Byondis B.V., an independent, Dutch clinical stage biopharmaceutical company creating precision medicines, announced today that the European Medicines Agency (EMA) has validated the Marketing Authorization Application (MAA) for the company’s investigational next generation anti-HER2 antibody-drug conjugate (ADC) trastuzumab duocarmazine (SYD985) in patients with HER2-positive unresectable locally advanced or metastatic breast cancer (MBC).
If granted, the marketing authorization applies to all EU member states, as well the European Economic Area (EEA) countries Iceland, Liechtenstein and Norway. SYD985 will be marketed by Byondis’ commercialization partner and marketing authorization applicant medac GmbH, a privately owned pharmaceutical company based in Germany. medac has an exclusive license to market SYD985 in all approved indications in the EU, UK and other European countries, including Iceland, Liechtenstein, Norway and Switzerland.
“The MAA validation is an important step forward in our mission to make hope real for patients,” said Byondis CEO Marco Timmers, Ph.D. “About one in five breast cancers are HER2-positive, often resulting in a more aggressive disease. There is a dire need to provide an alternative treatment option to these patients.”
“medac shares Byondis’ passion for delivering tolerable, more effective cancer treatment options,” said medac Managing Director, CEO Jörg Hans. “This important milestone brings us closer to realizing this goal.”

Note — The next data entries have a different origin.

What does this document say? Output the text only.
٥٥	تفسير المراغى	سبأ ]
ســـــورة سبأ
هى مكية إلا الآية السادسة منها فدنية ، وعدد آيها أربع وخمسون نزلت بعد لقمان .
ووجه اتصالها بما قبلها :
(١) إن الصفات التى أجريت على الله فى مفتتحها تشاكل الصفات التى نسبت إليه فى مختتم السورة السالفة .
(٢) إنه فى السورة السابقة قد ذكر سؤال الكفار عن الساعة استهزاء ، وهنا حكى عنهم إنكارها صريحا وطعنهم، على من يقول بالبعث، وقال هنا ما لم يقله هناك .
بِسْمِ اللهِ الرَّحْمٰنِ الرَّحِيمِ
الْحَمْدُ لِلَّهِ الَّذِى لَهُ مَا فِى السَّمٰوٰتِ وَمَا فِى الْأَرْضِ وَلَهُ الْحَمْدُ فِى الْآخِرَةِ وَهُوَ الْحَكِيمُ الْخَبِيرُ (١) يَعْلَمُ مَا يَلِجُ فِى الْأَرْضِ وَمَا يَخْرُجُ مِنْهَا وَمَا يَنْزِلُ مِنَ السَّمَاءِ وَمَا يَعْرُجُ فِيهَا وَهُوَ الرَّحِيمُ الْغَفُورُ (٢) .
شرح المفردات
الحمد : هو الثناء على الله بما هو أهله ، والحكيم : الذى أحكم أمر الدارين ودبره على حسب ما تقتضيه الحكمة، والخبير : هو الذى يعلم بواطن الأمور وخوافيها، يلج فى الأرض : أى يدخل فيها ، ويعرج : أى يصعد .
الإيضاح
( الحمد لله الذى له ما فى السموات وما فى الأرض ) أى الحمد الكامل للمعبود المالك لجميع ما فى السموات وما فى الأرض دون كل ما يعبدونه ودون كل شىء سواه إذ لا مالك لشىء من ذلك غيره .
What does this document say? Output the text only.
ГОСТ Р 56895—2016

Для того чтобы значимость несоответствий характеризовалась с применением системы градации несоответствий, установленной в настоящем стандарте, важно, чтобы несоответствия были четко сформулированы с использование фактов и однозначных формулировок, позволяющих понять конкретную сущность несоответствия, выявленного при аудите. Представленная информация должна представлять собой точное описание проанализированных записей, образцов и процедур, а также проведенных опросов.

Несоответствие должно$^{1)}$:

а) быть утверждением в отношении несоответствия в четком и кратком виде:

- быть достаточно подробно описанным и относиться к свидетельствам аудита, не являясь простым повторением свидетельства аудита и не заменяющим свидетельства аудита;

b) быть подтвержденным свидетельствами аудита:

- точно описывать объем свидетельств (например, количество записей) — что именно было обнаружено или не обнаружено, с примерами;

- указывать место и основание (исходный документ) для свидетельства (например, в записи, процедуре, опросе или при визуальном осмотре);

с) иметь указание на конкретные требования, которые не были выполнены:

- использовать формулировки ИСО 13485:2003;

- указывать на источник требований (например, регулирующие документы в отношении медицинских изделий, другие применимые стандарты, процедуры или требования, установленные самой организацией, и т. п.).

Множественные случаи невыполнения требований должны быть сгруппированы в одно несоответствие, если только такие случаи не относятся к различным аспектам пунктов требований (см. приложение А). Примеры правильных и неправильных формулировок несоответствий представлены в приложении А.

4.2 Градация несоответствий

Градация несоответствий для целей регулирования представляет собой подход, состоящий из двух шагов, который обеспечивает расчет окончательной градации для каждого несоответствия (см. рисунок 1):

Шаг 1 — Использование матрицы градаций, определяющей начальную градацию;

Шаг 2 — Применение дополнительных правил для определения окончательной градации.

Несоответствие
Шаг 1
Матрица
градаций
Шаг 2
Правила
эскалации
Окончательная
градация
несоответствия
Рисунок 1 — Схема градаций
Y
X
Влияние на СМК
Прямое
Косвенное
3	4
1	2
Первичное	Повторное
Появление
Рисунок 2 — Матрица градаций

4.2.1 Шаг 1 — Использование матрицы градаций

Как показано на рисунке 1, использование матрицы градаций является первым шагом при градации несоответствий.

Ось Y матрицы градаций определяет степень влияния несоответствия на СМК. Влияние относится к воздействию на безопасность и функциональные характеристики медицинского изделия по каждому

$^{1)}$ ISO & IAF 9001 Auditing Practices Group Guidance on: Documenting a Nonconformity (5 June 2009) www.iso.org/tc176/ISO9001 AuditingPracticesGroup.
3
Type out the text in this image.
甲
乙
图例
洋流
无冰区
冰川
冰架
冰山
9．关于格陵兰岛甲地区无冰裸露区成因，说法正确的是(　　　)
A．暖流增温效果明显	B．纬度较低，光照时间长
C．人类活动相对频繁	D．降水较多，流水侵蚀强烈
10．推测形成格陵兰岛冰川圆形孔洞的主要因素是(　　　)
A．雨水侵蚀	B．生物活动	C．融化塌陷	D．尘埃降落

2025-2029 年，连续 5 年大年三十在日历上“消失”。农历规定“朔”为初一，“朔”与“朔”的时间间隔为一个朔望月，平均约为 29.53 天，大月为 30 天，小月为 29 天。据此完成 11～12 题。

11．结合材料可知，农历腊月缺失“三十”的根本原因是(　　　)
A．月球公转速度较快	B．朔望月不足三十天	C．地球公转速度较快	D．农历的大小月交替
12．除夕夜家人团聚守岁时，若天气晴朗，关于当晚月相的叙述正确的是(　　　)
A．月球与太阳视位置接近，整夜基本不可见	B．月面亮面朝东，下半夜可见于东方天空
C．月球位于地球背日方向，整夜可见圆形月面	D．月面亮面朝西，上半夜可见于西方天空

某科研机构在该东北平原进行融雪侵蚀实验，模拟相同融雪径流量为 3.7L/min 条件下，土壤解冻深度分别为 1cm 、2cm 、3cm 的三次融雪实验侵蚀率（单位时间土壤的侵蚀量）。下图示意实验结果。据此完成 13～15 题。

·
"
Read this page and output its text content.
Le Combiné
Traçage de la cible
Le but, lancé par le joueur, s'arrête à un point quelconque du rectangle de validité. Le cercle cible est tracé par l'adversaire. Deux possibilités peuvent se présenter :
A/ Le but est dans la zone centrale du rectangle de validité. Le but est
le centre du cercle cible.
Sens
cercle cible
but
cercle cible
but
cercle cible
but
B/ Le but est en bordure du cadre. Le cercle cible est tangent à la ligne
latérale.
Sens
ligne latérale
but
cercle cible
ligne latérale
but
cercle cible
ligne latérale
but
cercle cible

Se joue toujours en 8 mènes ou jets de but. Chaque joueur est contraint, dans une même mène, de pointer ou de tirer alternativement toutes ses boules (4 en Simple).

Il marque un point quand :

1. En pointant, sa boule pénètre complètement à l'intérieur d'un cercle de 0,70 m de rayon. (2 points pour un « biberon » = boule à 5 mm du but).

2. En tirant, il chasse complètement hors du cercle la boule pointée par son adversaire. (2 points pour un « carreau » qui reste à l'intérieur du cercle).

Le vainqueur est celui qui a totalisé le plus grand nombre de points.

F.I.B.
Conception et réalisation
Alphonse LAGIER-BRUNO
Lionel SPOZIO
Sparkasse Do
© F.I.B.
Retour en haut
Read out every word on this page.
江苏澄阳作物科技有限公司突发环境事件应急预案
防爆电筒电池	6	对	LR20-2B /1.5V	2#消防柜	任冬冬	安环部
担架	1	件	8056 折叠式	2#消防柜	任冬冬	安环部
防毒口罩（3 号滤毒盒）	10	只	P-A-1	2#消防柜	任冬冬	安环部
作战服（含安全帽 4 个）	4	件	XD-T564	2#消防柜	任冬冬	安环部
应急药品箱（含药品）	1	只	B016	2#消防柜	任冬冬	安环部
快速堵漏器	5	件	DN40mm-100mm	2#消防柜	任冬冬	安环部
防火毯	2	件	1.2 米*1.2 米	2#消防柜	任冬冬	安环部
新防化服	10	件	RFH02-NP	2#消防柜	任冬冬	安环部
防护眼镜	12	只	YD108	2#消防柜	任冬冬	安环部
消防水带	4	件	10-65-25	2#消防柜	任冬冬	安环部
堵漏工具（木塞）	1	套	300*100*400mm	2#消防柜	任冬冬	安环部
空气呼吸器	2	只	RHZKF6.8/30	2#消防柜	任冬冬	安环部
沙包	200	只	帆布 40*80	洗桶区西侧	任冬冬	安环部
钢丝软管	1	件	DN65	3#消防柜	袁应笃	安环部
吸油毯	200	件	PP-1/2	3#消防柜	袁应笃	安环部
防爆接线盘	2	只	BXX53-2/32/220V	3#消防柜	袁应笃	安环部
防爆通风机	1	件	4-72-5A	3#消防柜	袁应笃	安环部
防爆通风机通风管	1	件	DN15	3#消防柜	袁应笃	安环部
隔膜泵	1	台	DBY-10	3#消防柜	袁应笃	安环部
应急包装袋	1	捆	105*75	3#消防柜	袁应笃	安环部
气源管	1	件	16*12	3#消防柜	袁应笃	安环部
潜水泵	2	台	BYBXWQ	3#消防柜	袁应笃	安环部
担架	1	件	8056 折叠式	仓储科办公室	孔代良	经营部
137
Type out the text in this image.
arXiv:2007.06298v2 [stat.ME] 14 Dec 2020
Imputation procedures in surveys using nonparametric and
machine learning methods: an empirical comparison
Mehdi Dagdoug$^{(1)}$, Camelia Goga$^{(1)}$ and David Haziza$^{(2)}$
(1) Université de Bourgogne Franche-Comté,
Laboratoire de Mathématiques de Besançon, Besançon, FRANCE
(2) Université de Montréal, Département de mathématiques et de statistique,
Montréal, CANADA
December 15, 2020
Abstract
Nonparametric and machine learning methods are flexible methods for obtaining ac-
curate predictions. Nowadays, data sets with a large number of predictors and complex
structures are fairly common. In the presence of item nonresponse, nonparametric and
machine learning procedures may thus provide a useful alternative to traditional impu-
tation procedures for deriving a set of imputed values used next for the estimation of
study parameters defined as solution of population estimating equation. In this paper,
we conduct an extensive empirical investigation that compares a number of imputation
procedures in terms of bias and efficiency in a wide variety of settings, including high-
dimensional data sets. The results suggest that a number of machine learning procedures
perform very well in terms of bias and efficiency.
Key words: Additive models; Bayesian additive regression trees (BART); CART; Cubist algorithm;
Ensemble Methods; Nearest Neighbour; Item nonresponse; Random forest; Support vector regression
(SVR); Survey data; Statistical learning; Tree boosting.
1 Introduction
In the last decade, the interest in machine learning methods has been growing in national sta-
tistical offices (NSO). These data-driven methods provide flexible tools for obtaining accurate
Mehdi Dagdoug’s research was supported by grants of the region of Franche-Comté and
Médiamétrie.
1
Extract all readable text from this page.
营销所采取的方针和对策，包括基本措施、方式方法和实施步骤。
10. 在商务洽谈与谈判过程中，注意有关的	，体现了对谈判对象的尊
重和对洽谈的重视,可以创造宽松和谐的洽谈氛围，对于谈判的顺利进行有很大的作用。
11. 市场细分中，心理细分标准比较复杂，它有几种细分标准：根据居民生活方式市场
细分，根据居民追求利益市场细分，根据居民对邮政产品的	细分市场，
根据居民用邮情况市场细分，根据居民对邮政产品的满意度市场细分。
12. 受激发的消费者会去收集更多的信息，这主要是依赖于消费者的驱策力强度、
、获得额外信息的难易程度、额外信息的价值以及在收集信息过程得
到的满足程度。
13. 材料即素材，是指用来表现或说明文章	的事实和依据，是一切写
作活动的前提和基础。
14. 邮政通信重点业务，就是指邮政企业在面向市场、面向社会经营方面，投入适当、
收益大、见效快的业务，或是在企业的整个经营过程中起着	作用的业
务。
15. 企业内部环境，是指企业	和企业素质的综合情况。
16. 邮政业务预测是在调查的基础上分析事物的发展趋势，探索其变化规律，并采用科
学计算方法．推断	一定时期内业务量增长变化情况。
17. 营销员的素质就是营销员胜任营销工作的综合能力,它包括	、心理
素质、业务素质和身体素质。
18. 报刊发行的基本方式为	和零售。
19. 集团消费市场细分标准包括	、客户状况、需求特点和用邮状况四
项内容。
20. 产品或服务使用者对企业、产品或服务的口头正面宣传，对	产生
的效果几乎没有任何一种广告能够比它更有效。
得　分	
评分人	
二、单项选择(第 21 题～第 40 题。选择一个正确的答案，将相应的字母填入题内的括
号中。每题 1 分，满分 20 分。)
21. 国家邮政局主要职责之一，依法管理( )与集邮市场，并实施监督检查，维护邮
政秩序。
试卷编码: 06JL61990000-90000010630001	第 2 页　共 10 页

The MAA is supported by data from Byondis’ pivotal Phase III TULIP® multi-center, open-label, randomized clinical trial comparing SYD985 to physician’s choice (PC) treatment in patients with pre-treated HER2-positive unresectable locally advanced or metastatic breast cancer (SYD985.002/NCT03262935). The study, of which the preliminary results were presented at the 2021 ESMO Congress, met its primary endpoint of progression-free survival (PFS), demonstrating a statistically significant improvement of 2.1 months over PC. TULIP also demonstrated supportive overall survival (OS) results.
This is the second regulatory submission for Byondis’ lead program SYD985. The therapy is currently under review by the U.S. Food & Drug Administration (FDA). The FDA granted the therapy fast track designation in January 2018 based on promising Phase I data involving heavily pre-treated last-line HER2-positive MBC patients (SYD985.001/NCT02277717). Byondis is also preparing the medac SYD985 dossier submission for the UK Medicines and Healthcare products Regulatory Agency (MHRA).
Trastuzumab Duocarmazine (SYD985), a Next Generation Antibody-Drug Conjugate
Trastuzumab duocarmazine (SYD985) incorporates Byondis’ distinctive, proprietary duocarmazine linker-drug (LD) technology ByonZine®. The ADC is comprised of the anti-HER2 monoclonal antibody trastuzumab and a cleavable linker-drug called valine-citrulline-seco-DUocarmycin-hydroxyBenzamide-Azaindole (vc-seco-DUBA).
The antibody part of trastuzumab duocarmazine binds to HER2 on the surface of the cancer cell and the ADC is internalized by the cell. After proteolytic cleavage of the linker, the inactive cytotoxin is activated and DNA damage is induced, resulting in tumor cell death. SYD985 is considered a form of targeted therapy.
ByonZine®, Byondis’ Distinctive, Proprietary Linker-Drug Technology
While earlier generation ADCs improved targeting and cell killing, they were unstable in the bloodstream, leading to premature release of the cytotoxic payload, impacting healthy tissue and narrowing the therapeutic window. Byondis’ next generation ADCs are highly stable in circulation and carry an intricate, inactivated and potent cytotoxic drug that rapidly self-destructs if it is prematurely released, limiting damage to healthy tissue and improving the therapeutic window.
Byondis’ differentiated linker-drug, vc-seco-DUBA, owes its potent antitumor activity to a synthetic duocarmycin-based cytotoxin. Duocarmycins, first isolated from Streptomyces bacteria in the 1970s, bind to the minor groove of DNA and disrupt the nucleic acid architecture, which eventually leads to tumor cell death.
The distinctive design of the selectively cleavable linker connecting the antibody to the duocarmycin drug leads to high stability in circulation and induces efficient release of the cytotoxin in the tumor. Uptake of the activated payload by neighboring tumor cells with lower HER2 expression may improve the efficacy potential, the so-called bystander effect.